In 1992, a twenty-year-old Ahmed Sadaev left his Kazakh hometown of Karaganda, and headed to Chechnya. The young Chechen republic was being run by gangs that specialized in trafficking drugs, smuggling arms and trading slaves. Shortly, Sadaev formed his own gang that terrorized Chechnya’s dominantly Russian population. An all-out war against Russia broke out in 1995, turning Sadaev’s bandits into freedom fighters. The black-market business boomed, making Sadaev one of Chechnya’s toughest commanders. Soon after he met Oleg Radchuk, who had already made a reputation for himself, and their partnership thrived. Sadaev’s gang was feared by the federal soldiers, Chechen rivals, and local populace alike.

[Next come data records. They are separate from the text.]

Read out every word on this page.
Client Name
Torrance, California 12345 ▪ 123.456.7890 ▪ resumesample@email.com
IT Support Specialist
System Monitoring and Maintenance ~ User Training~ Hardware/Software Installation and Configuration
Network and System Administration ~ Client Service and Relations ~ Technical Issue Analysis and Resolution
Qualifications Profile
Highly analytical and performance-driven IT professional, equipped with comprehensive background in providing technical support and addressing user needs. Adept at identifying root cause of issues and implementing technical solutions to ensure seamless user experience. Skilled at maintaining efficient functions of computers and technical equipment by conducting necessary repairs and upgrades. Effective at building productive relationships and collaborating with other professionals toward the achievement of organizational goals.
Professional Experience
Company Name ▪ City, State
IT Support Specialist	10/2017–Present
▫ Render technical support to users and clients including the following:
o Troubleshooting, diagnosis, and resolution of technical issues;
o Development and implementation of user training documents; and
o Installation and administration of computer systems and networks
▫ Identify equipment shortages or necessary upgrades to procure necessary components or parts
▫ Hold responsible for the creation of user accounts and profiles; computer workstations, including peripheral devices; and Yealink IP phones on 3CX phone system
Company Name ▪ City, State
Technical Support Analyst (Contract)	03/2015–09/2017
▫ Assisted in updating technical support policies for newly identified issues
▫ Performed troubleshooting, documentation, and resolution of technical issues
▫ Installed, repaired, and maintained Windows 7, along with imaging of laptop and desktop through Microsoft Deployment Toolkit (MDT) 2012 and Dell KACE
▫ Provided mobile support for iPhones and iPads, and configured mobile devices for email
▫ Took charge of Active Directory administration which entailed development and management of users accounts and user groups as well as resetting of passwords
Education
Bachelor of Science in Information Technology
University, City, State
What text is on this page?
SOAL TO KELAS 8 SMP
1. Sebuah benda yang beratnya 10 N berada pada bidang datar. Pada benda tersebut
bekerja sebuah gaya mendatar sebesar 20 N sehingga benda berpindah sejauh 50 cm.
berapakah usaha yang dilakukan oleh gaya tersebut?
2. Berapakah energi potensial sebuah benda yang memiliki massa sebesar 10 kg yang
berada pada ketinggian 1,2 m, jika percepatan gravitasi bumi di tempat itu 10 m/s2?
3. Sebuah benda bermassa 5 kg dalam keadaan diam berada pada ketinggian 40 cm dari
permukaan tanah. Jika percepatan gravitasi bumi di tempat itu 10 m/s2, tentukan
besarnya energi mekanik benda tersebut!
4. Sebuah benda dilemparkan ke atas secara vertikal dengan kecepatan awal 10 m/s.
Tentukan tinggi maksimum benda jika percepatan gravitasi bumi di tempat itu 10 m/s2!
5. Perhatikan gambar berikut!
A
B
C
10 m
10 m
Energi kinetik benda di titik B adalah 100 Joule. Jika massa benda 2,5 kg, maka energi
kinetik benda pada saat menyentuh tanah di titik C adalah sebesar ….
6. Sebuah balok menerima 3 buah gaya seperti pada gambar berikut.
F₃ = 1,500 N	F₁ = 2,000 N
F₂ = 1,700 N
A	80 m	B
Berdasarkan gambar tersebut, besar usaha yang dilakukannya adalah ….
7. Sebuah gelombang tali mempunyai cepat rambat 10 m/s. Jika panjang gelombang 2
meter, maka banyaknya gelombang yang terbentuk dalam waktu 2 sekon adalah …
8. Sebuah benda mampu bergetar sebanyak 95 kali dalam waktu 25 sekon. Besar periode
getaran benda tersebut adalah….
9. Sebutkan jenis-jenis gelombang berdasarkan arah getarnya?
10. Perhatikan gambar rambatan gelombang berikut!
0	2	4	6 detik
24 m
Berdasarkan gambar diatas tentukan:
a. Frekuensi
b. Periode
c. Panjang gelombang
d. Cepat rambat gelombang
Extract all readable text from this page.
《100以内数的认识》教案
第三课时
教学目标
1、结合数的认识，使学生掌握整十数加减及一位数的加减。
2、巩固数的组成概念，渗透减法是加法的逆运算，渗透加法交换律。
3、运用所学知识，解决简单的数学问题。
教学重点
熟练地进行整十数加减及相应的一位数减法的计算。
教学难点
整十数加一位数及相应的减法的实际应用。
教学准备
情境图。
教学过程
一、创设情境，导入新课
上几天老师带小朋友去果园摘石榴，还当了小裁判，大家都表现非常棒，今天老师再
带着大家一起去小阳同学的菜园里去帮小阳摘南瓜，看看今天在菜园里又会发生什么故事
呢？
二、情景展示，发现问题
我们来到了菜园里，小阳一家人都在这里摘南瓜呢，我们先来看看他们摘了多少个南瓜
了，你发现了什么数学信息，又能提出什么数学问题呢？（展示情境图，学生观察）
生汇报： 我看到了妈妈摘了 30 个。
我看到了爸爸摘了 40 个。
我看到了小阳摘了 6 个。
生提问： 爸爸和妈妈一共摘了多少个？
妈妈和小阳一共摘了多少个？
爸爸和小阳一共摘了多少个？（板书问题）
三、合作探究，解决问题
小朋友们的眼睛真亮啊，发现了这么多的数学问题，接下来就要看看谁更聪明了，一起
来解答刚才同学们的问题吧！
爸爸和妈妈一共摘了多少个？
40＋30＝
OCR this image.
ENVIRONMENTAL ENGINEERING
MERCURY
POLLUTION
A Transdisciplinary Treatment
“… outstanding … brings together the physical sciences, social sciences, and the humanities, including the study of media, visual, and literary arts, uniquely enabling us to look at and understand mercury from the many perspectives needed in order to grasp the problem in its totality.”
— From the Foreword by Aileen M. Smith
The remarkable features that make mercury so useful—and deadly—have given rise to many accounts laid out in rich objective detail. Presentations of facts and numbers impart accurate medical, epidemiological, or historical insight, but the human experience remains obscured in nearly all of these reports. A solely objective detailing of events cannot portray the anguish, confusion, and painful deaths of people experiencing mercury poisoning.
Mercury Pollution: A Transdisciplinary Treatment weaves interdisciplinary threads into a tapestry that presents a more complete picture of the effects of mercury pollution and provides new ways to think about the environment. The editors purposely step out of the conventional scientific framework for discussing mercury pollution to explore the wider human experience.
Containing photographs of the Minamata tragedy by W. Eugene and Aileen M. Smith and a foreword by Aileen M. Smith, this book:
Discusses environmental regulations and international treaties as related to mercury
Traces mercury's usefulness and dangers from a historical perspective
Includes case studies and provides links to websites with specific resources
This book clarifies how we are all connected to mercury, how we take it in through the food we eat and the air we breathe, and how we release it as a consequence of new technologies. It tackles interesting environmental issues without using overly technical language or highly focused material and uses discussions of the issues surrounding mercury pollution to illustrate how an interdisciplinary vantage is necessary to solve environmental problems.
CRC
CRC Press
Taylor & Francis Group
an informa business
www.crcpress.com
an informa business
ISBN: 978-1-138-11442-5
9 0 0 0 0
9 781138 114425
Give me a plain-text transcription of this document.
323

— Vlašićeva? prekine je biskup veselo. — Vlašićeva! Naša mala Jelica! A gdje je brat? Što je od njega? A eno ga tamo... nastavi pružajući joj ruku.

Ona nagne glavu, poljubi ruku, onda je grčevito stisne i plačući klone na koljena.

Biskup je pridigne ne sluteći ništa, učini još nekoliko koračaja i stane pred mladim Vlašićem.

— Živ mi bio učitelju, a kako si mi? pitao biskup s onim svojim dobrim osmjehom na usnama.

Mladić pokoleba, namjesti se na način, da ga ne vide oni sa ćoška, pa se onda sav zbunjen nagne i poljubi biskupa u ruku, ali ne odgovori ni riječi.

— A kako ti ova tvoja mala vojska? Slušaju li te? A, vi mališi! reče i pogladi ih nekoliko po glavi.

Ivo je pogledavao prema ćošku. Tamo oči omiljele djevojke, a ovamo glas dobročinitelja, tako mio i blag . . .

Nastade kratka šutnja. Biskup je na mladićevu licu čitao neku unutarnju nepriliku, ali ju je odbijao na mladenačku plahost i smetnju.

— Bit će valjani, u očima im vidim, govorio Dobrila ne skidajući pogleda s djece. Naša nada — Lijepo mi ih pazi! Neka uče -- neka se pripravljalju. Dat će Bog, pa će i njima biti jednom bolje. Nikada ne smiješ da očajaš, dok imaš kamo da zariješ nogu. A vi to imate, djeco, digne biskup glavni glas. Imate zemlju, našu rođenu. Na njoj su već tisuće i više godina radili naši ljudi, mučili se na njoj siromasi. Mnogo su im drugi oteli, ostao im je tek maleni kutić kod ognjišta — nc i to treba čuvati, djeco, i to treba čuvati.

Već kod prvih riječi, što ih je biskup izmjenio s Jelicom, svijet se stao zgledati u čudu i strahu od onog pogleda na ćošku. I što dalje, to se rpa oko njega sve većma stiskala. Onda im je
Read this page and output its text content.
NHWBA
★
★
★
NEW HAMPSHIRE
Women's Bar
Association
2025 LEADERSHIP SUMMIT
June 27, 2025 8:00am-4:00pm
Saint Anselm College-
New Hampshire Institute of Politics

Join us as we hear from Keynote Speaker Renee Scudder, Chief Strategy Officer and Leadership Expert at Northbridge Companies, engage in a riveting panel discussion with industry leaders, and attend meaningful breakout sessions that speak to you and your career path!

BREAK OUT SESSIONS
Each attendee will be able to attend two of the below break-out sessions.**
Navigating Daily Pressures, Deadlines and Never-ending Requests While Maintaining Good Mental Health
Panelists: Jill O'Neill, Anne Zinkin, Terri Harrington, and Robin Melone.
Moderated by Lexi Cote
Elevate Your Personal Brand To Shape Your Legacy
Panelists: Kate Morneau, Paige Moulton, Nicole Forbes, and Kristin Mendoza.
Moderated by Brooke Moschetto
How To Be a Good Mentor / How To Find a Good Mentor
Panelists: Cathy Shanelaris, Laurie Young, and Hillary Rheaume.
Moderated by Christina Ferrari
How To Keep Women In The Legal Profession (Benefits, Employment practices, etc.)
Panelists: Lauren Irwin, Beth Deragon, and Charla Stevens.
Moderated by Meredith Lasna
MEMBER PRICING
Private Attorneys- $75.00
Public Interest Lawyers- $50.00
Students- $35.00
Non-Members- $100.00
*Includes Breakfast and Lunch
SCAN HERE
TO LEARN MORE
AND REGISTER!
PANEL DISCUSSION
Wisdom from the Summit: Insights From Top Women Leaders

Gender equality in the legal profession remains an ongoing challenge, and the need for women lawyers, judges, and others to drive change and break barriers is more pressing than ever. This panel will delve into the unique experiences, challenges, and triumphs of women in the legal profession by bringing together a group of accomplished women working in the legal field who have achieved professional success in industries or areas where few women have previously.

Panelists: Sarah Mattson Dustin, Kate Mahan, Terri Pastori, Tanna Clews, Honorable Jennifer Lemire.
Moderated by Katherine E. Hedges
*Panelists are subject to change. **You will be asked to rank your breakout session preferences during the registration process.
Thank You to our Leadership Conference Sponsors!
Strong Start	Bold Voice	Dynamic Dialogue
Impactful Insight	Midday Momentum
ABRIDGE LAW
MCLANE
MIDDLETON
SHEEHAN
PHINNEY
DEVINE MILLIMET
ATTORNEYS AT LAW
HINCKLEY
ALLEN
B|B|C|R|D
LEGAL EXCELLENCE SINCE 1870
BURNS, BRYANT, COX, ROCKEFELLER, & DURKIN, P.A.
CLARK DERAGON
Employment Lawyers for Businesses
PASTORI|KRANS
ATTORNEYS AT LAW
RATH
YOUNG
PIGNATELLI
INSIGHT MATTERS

Such credentials paved their way to Shamil Basaev’s guerrilla cell of Islamic terrorists. “The Gynecologist”, as Basaev would soon become known, was looking for experienced fighters as he prepared to stage a big “action” against the Russians. Their target was a hospital in Budennovsk, — a small town near Stavropol founded by Cossacks in 1667, known as Holy Cross, later renamed by the Bolsheviks to glorify one of their cutthroats.
On June 14, 1995, the Chechen terrorists took 1,600 hostages, and occupied the hospital’s maternity ward. Federal forces surrounded the building, and Moscow began negotiations with Basaev that resulted in humiliation and shock.
Twenty corpses of women and children spewed blood at the feet of Shamil Basaev. For the rest of his life Sadaev would remember the way it felt, clenching the knife as he gutted pregnant women, ramming the blade to the hilt and slicing down.